Back

Speaker "Emad Barsoum" Details Back

 

Topic

Productizing ML and Deep Learning through ONNX.

Abstract

Deploying a trained ML and DNN model to production and target various hardware’s and latency requirements is challenging. There are a plethora of training frameworks that are used by data scientists some of them have inference runtime and other don’t, most data scientists use multiple frameworks simultaneous which make deployment to production very costly. Furthermore, having multiple frameworks each with different architecture, make it difficult for hardware vendors to optimize their hardware for AI workload. In order to address the challenges of productizing ML and DNN workload, we created ONNX (Open Neural Network Exchange) standard and ONNX Runtime. ONNX is an open standard format that can represent most ML and DNN models, it was started by Microsoft and Facebook, and now include a large number of participants from large companies to individual. To succeed as industry standard, a common format isn’t enough, this is why we build an ecosystem around ONNX. We have converters from most used frameworks to ONNX format and a test coverage for anyone interested to implement their own converter. We have debug and visualization tool. And there are multiple hardware vendors supporting ONNX. In addition, we implemented a fast ONNX runtime that run on multiple hardware targets. ONNX Runtime is a very efficient and flexible runtime created and open sourced by Microsoft. It is designed from the ground up to support multiple backends and the ability to mix and match between backends. You can also add custom OP if it isn’t covered by ONNX standard. ONNX Runtime is a universal runtime for deep learning and machine learning models. You can train with whatever framework you prefer and deploy to ONNX Runtime. ONNX Runtime support graph optimization techniques such as OP fusion, sub-expression elimination, constant folding, graph partition and more. In this talk, we will discuss the architecture of ONNX Runtime, its various backend and how to turn on or off its multiple optimization techniques. And finally, we will discuss the roadmap of ONNX and ONNX Runtime and how you can participate.
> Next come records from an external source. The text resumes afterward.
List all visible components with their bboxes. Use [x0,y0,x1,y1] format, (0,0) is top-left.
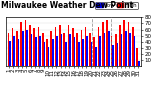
Bar [93,37,95,66]
Bar [115,34,116,66]
Bar [31,34,32,66]
Bar [51,31,52,66]
Bar [76,33,78,66]
Bar [46,39,48,66]
Bar [9,41,11,66]
Legend: Low, High: Low, High [95,2,138,9]
Bar [111,36,112,66]
Bar [89,33,91,66]
Bar [91,42,92,66]
Text: Milwaukee Weather Dew Point: Milwaukee Weather Dew Point [1,1,133,10]
Bar [85,27,87,66]
Bar [68,25,69,66]
Bar [13,36,15,66]
Bar [16,31,18,66]
Bar [102,22,104,66]
Bar [80,30,82,66]
Bar [78,42,80,66]
Bar [121,34,122,66]
Bar [39,36,41,66]
Bar [99,36,101,66]
Bar [63,33,65,66]
Bar [124,20,125,66]
Bar [22,31,24,66]
Bar [116,43,118,66]
Bar [12,28,13,66]
Bar [33,28,35,66]
Bar [20,22,22,66]
Bar [65,42,67,66]
Bar [74,37,75,66]
Bar [44,42,45,66]
Bar [125,31,127,66]
Bar [134,36,135,66]
Bar [108,31,110,66]
Bar [18,39,19,66]
Bar [38,27,39,66]
Bar [61,34,62,66]
Bar [119,25,121,66]
Bar [106,20,108,66]
Bar [55,27,56,66]
Bar [72,28,74,66]
Bar [129,33,131,66]
Bar [112,45,114,66]
Bar [104,33,105,66]
Bar [132,27,134,66]
Bar [128,22,129,66]
Bar [82,39,84,66]
Bar [48,47,49,66]
Bar [56,36,58,66]
Bar [138,61,140,66]
Bar [98,27,99,66]
Bar [136,48,138,66]
Bar [42,33,44,66]
Bar [95,47,97,66]
Bar [35,37,37,66]
Bar [69,34,71,66]
Bar [26,30,28,66]
Bar [87,36,88,66]
Bar [52,39,54,66]
Bar [29,25,31,66]
Bar [59,25,61,66]
Bar [25,20,26,66]
Bar [8,33,9,66]
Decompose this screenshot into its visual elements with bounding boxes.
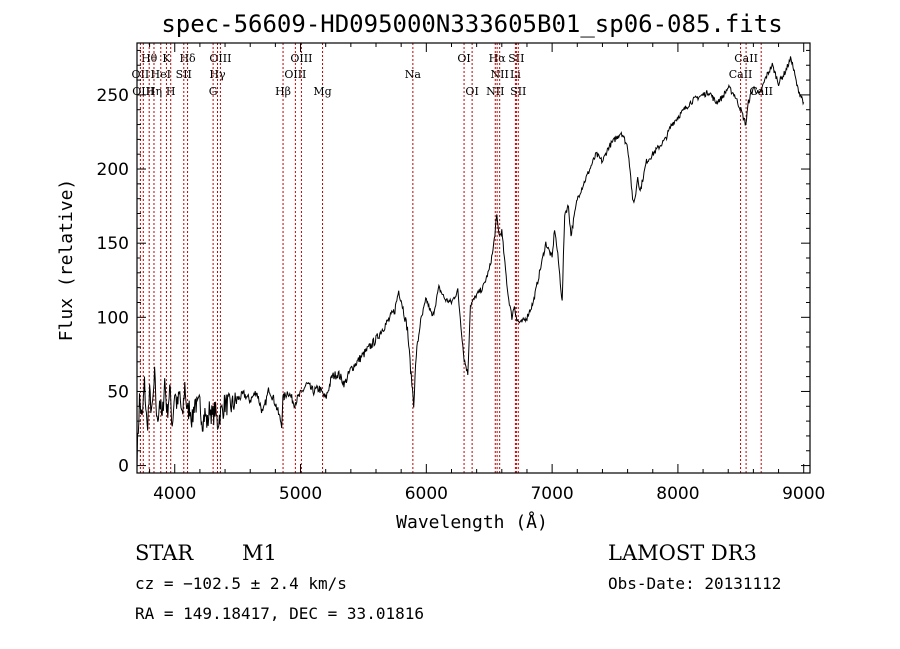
- y-tick-label: 150: [97, 234, 129, 254]
- y-tick-label: 250: [97, 86, 129, 106]
- spectral-line-label: Li: [510, 68, 521, 81]
- spectral-line-label: SII: [508, 52, 524, 65]
- object-class: STAR: [135, 541, 194, 565]
- spectral-line-label: Hδ: [179, 52, 196, 65]
- survey-name: LAMOST DR3: [608, 541, 757, 565]
- spectral-line-label: Hγ: [209, 68, 226, 81]
- spectral-line-label: OII: [132, 68, 150, 81]
- spectral-line-label: CaII: [734, 52, 758, 65]
- spectral-line-label: HeI: [151, 68, 171, 81]
- spectral-line-label: NII: [486, 85, 504, 98]
- spectral-line-label: NII: [491, 68, 509, 81]
- spectral-line-label: CaII: [749, 85, 773, 98]
- x-axis-label: Wavelength (Å): [396, 511, 548, 533]
- sky-coordinates: RA = 149.18417, DEC = 33.01816: [135, 604, 424, 623]
- spectral-line-label: Na: [405, 68, 422, 81]
- spectral-line-label: SII: [176, 68, 192, 81]
- y-axis-ticks: 0 50 100 150 200 250: [97, 49, 810, 477]
- spectral-line-label: Mg: [313, 85, 331, 98]
- y-tick-label: 50: [107, 382, 129, 402]
- spectral-line-label: Hα: [489, 52, 507, 65]
- spectral-line-label: OIII: [209, 52, 231, 65]
- spectral-line-label: Hη: [146, 85, 162, 98]
- spectrum-line: [136, 56, 805, 471]
- y-tick-label: 200: [97, 160, 129, 180]
- object-subclass: M1: [242, 541, 277, 565]
- spectral-line-label: G: [209, 85, 218, 98]
- spectral-line-label: OI: [465, 85, 478, 98]
- spectral-line-label: OIII: [284, 68, 306, 81]
- spectrum-series: [136, 56, 805, 471]
- x-tick-label: 4000: [153, 484, 196, 504]
- chart-title: spec-56609-HD095000N333605B01_sp06-085.f…: [161, 10, 782, 38]
- observation-date: Obs-Date: 20131112: [608, 574, 781, 593]
- plot-frame: [136, 42, 811, 474]
- y-tick-label: 100: [97, 308, 129, 328]
- y-tick-label: 0: [118, 457, 129, 477]
- x-tick-label: 9000: [782, 484, 825, 504]
- spectral-line-label: H: [166, 85, 176, 98]
- spectral-line-label: SII: [510, 85, 526, 98]
- spectral-line-label: OI: [457, 52, 470, 65]
- x-tick-label: 7000: [530, 484, 573, 504]
- spectral-line-label: Hβ: [275, 85, 291, 98]
- spectral-line-label: OIII: [290, 52, 312, 65]
- spectral-line-label: K: [162, 52, 171, 65]
- redshift-cz: cz = −102.5 ± 2.4 km/s: [135, 574, 347, 593]
- x-tick-label: 6000: [405, 484, 448, 504]
- spectral-line-label: CaII: [729, 68, 753, 81]
- y-axis-label: Flux (relative): [56, 179, 77, 342]
- x-tick-label: 5000: [279, 484, 322, 504]
- x-tick-label: 8000: [656, 484, 699, 504]
- x-axis-ticks: 4000 5000 6000 7000 8000 9000: [149, 43, 825, 504]
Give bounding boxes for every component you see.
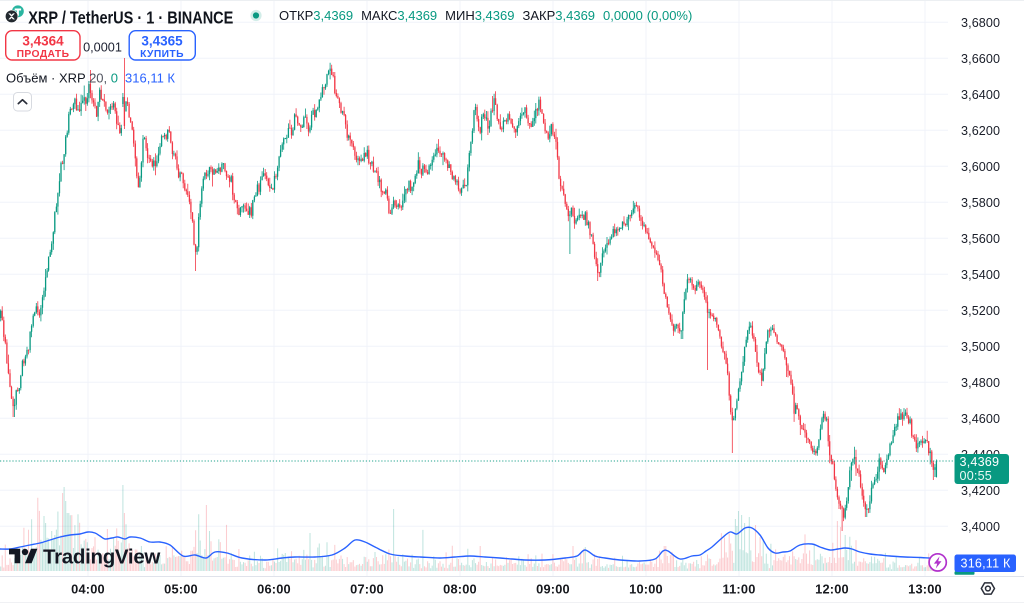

Who is this presentation for?
For any product groups that want to move ML and deep learning research to production.

Prerequisite knowledge:
Basic knowledge in ML and deep learning.

What you'll learn?
Open Neural Network Exchange (ONNX) format, why it was created and what problem does it solve.

Profile

Emad Barsoum is an Architect at Microsoft AI Platform team. He leads the deep learning framework effort at Microsoft and help driving Microsoft strategy in AI. Prior to that Emad was Principal SDE and Applied Researcher in the Advance Technology Group at Microsoft Research. He was one of the core developer and researcher behind the Emotion Recognition algorithm used in MS Cognitive Service for both still image and video. Before that, He was one of the main Architects for NUI API on Xbox One, and the tech lead for the depth reconstruction pipeline for Kinect v2. His current research focuses are in computer vision and deep learning algorithms, especially in the area of activity detection/recognition and unsupervised learning. He has given numerous internal and external talks on Deep Learning and Computer Vision. He received his M.S. degree from U.C.Irvine and his doctoral degree from Columbia University.